I love that when we travel, she has a different style of traveling than I do. So she sees things differently than me.
You have to honor the other, and they have to feel honored in that individuality, for the relationship to go deeper.
So I’m always trying to do that, she’s trying to do that, and somehow, we both feel very honored in our relationship because I see her, she sees me. And it’s okay that we’re different. And our biggest fights are when we expect each other to think the same or be the same or do the same. Does that make sense?
I think this is really profound: honor the other, honor their individuality, and honoring it means accepting it, not judging it. Honoring it means being open to it, but it also means celebrating and cheering them on.
If you could give a speech about your spouse or partner, you should talk about all the unique things about themselves and be so prideful, joyous, happy about that. But also, let me share this with you, I can immediately tell, in seven to nine minutes in a mediation, ’cause I always make sure to ask this question, I always make sure to ask this question. Now remember a mediation, they’re fighting. And sometimes it’s court referred, like literally, it’s legal, that this process is happening. It’s not just, “hey, can you help us, coach?” It’s no, this has been like court referred. And what I learned in this process is, ask a very simple question, how lucky do you feel that this is your partner? If you feel lucky to have that person in your life, I know you’re honoring the other. You’re honoring their individuality.

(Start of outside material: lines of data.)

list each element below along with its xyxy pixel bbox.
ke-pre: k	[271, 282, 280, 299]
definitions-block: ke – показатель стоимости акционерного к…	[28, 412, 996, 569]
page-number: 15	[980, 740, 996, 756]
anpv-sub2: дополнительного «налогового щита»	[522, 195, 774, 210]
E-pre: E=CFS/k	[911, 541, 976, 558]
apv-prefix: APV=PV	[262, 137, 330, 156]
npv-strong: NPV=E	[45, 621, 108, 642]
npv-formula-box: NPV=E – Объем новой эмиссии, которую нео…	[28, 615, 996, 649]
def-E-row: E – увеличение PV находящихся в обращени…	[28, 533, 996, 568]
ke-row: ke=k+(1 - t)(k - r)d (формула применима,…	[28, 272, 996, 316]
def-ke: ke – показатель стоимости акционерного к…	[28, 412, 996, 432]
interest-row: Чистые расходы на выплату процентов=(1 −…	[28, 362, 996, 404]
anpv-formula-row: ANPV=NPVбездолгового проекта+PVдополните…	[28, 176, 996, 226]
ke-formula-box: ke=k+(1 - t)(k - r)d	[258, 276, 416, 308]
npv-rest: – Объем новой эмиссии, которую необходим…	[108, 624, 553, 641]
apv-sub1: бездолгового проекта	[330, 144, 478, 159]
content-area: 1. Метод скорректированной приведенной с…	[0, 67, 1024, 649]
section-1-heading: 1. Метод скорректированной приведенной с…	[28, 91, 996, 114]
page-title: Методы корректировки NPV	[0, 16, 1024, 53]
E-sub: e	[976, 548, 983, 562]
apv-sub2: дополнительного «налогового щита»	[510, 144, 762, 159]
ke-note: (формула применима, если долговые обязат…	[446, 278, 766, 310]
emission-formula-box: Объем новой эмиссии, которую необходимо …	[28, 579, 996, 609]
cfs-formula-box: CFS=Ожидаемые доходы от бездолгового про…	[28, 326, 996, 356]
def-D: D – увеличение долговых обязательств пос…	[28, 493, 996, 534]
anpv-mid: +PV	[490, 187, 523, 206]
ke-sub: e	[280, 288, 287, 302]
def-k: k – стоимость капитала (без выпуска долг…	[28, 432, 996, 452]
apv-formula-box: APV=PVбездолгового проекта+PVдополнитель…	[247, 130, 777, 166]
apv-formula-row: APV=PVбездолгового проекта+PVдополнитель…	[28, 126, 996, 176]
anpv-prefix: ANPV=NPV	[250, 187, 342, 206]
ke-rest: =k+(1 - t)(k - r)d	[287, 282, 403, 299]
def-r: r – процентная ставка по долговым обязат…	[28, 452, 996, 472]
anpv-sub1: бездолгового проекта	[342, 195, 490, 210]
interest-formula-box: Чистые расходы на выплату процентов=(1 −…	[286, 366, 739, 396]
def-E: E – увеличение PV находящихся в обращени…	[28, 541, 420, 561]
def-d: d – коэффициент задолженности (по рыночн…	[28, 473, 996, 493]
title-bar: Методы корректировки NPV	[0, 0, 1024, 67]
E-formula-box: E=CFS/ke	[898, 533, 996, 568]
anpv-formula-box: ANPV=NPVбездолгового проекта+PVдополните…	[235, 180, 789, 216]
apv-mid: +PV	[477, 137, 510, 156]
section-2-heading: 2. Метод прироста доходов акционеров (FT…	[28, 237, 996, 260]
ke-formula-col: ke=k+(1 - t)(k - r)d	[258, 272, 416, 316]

I think what happened is, we expect so much for our couples, our spouses, we forgot how blessed it was that among 7 billion human beings, God or universe luck, serendipity, cosmos, biology, chemistry, whatever you want to call it, put you two together. You felt that at your wedding, you felt that on those first couple dates, you felt that at the beginning, that lucky to have this person, I’m so lucky, I found a person finally. This is the one. And then four years later, like oh, yeah, which by the way, I’m not here to judge. I said at the beginning, some of you have ended relationships. Tons of people watching this have been divorced, or separated, or not going through anything. There’s zero judgment on this to me.

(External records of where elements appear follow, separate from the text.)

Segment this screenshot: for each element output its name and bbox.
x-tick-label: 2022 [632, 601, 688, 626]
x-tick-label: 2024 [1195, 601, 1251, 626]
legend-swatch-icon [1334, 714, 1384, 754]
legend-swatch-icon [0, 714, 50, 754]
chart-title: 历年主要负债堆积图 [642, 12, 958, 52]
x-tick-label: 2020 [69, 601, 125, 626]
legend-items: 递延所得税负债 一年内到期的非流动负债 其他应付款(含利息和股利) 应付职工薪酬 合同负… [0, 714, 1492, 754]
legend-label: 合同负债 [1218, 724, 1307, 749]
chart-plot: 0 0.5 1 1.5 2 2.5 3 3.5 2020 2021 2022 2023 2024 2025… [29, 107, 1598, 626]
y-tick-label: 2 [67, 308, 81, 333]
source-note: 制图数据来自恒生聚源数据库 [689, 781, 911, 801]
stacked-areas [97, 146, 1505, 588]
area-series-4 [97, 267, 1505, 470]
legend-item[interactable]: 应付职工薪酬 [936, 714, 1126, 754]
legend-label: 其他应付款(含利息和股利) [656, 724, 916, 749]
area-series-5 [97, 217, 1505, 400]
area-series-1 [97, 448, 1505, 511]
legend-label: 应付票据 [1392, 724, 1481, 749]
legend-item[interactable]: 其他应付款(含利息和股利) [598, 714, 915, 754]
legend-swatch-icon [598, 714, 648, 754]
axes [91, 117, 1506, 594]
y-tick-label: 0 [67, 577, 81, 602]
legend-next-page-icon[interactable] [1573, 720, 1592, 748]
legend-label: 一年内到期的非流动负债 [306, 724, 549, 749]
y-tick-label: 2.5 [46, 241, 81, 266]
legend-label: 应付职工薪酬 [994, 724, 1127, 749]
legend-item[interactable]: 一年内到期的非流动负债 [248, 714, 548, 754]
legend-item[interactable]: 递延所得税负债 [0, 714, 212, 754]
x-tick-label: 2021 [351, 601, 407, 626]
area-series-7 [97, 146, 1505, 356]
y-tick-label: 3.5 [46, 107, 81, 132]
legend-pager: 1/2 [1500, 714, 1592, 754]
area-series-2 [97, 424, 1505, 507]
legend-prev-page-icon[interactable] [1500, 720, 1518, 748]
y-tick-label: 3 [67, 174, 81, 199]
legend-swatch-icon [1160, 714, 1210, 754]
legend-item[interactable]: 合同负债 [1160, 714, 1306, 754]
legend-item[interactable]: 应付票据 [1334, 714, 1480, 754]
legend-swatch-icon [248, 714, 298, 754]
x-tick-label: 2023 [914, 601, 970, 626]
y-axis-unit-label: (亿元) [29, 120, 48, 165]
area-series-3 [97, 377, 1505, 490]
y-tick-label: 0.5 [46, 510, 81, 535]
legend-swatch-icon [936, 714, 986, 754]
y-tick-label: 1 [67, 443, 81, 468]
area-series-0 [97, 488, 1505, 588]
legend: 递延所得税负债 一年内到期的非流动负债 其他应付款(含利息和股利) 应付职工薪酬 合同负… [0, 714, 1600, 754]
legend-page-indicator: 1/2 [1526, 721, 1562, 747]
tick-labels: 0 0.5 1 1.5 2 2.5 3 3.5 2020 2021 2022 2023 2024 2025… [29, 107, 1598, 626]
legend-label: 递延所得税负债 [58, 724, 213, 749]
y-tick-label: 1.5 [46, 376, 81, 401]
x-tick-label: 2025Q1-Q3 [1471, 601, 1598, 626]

I am totally okay that couples don’t make it. I’m totally okay and understanding that it’s hard. And sometimes we judge wrong, or sometimes people change. Life is long, people change. And sometimes what people change into, we don’t want to be a part of. So this is not me going, all marriages have to last forever and be Pollyanna about it. Lots of them don’t. Most of them, ultimately, by the end of this decade will not, literally the vast majority will not. That’s just where we’re heading. So I’m not here to judge it, and I don’t have any opinion about it. I’ve been in ups and downs, throughout my life in different relationships. I don’t have judgment, but I’m here to suggest that when they’re great, you feel lucky to have that other person in your life.
I was on Clubhouse recently and one of the hosts asked me such a great question. They said, “Brendon, what’s something that has been a secret to your success that most people wouldn’t think about, when they think about all the marketing you do, or all the business, or all the investments, or all the leadership” or whatever, and I was like, “I lucked out with the right life partner. I chose the right person. And I feel lucky to have her in my life, especially because I’m an idiot.” So it’s like, hey, if you could have a little more, the more grace you have, the more luck you feel, that the other is in your life. Just sharing.